Aside from the usual commentary offered at such events, Powell acknowledged and even hinted towards two things. Firstly, that the Fed was wary of not over tightening rates and secondly, that he thought the economy at least in the US might be capable of a soft landing. These are two pretty run of the mill comments that the market has been debating for some time. However, the Fed just blinked in their game of poker with inflation. Not just blinked in fact, those comments are akin to folding down the corner of the Fed’s hand and showing the suit they’re holding. Unpacking the first comment made: the Fed is wary of not over tightening interest rates. Of course they are, how could they not be, but it is the Fed’s job to tame inflation and one that so far they are only beginning to tame the flames of. It has been a task which will cost billions in interest payments for US citizens and others and has already caused one of the biggest financial shifts we have seen since the 2007/8 financial crisis.

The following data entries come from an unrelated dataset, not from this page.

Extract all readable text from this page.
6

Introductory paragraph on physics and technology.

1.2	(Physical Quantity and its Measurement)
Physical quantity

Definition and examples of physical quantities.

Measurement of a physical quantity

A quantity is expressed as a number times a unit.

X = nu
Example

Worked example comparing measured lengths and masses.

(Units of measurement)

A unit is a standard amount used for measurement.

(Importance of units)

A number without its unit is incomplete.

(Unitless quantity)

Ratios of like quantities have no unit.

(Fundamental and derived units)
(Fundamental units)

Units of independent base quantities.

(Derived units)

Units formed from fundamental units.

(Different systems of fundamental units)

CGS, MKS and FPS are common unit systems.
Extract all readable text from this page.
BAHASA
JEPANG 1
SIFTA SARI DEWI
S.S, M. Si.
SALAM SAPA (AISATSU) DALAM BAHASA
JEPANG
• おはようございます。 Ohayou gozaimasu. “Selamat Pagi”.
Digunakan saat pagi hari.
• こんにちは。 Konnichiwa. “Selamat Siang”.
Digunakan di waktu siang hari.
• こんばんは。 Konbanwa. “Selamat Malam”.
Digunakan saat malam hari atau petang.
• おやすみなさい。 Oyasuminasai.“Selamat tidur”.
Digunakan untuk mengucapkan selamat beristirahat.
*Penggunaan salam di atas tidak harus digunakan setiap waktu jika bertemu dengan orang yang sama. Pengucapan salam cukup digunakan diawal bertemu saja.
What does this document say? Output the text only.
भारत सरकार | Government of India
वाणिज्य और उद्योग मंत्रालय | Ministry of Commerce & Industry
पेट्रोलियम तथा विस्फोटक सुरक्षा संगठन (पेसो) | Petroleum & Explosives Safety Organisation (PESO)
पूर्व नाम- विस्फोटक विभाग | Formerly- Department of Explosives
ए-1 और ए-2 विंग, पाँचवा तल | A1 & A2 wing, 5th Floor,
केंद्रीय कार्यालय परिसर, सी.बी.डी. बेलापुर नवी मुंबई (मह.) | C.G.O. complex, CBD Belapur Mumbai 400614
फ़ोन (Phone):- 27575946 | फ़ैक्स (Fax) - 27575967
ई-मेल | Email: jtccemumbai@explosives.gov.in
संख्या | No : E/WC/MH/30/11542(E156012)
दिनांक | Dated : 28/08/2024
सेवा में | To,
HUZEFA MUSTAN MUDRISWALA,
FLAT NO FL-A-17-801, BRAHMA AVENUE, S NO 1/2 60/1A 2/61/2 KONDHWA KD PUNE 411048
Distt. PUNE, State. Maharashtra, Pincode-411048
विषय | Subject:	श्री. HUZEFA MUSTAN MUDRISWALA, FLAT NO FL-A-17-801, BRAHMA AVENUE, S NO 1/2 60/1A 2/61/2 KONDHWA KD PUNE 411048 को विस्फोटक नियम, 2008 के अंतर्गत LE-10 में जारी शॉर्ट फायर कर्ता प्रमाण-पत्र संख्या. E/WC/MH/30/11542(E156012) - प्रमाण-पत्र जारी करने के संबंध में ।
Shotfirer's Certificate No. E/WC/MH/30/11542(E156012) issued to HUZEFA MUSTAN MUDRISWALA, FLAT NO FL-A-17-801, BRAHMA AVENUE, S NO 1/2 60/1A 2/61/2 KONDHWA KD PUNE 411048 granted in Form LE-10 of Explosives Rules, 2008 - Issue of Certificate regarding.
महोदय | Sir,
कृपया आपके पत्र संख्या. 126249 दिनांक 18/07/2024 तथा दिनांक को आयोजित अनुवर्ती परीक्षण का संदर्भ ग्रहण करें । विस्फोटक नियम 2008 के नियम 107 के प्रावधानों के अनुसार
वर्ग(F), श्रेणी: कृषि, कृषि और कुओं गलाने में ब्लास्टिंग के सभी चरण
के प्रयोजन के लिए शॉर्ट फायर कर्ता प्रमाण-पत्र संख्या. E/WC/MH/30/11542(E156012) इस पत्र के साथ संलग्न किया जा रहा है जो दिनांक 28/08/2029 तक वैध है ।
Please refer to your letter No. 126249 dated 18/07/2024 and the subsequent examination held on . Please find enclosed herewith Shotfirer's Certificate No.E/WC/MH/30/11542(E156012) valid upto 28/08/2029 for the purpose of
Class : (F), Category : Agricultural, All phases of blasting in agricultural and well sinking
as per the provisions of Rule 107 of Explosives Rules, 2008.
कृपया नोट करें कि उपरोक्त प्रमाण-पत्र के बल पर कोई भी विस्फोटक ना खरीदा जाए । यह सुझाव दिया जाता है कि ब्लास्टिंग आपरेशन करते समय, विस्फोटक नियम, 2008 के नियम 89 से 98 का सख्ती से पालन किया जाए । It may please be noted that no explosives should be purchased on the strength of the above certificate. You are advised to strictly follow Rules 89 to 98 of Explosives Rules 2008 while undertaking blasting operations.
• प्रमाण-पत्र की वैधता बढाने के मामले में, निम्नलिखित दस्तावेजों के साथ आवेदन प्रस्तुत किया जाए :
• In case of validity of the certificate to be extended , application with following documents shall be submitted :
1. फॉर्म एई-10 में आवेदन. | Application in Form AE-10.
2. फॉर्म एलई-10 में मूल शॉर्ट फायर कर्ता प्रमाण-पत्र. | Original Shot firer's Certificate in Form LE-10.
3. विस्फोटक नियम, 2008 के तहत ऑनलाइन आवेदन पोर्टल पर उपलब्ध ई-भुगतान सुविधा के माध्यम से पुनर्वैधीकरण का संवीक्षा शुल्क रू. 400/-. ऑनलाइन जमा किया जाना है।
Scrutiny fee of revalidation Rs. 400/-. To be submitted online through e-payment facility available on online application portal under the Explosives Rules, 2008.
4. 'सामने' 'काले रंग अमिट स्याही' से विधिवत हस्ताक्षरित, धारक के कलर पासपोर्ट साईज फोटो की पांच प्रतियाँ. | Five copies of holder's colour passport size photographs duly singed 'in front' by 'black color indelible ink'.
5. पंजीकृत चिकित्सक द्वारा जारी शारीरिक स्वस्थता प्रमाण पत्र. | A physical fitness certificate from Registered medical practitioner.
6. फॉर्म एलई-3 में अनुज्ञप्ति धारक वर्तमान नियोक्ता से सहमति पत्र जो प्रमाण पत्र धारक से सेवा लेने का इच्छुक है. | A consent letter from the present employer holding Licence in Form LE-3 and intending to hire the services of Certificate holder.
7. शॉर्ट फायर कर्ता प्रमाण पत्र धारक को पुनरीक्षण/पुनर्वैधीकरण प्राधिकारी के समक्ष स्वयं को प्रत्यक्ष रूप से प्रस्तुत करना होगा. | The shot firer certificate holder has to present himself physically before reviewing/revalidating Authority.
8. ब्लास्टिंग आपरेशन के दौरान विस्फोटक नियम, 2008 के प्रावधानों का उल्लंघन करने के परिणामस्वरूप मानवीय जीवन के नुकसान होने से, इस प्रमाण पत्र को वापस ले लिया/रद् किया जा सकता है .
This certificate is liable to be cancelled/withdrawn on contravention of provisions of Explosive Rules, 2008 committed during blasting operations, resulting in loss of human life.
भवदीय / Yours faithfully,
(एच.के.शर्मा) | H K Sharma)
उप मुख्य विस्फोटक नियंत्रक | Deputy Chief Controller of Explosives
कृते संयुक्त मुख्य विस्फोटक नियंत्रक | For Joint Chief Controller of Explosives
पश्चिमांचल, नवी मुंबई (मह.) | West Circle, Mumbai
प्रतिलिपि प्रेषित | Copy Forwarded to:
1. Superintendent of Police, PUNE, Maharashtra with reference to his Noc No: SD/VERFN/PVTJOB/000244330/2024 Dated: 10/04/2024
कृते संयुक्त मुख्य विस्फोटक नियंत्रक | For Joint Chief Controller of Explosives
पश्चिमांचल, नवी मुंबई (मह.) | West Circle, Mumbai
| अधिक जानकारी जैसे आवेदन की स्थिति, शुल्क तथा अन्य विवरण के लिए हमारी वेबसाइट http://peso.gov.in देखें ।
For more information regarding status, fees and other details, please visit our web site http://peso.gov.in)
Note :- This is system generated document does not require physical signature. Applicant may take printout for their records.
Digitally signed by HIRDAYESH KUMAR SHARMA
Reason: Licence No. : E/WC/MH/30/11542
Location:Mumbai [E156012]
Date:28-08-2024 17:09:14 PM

The market has been clamouring for knowledge surrounding when the Fed will stop tightening and when interest rates will peak. By admitting and suggesting that the Reserve are wary of not over tightening they create the expectation they are certainly approaching that phase. Given interest rate expectations are a huge element of the power of their policy tool kit, such comments suggesting a pivot in policy is near can undermine the very expensive and painful policy decisions they have implemented so far. USD weaker on this news, rates markedly lower in the US and stock prices much stronger. As for comment two: the US economy may be capable of a soft landing. Yes, it might. Forecasts show that a recession in the US could be very shallow or eliminated altogether in every sense other than technically with employment and output sustained at pre-Covid levels throughout this cycle. But again: you don’t tell the market that! When you do you improve market and consumer sentiment and confidence artificially over an uncertain future. You change allocative investment and consumption patterns as people build into their financial decisions your rose-tinted spectacle prophesy.
Overall, last night’s speech could have created issues for markets and the economy undermining the ongoing and costly efforts taken to date to bring macroeconomic indicators back to tolerable levels. It also sets a very unstable backdrop for the slew of data that we have inbound today and tomorrow following yesterday’s US labour market data. Today the Fed’s preferred measure of inflation, the PCE deflator, will be observed ahead of tomorrow’s heralded non-farm payrolls employment data. Given the expectations that Jay Powell’s comments last night have fuelled, any surprise readings from either publication today or tomorrow could wrong foot markets, resulting in volatile price action.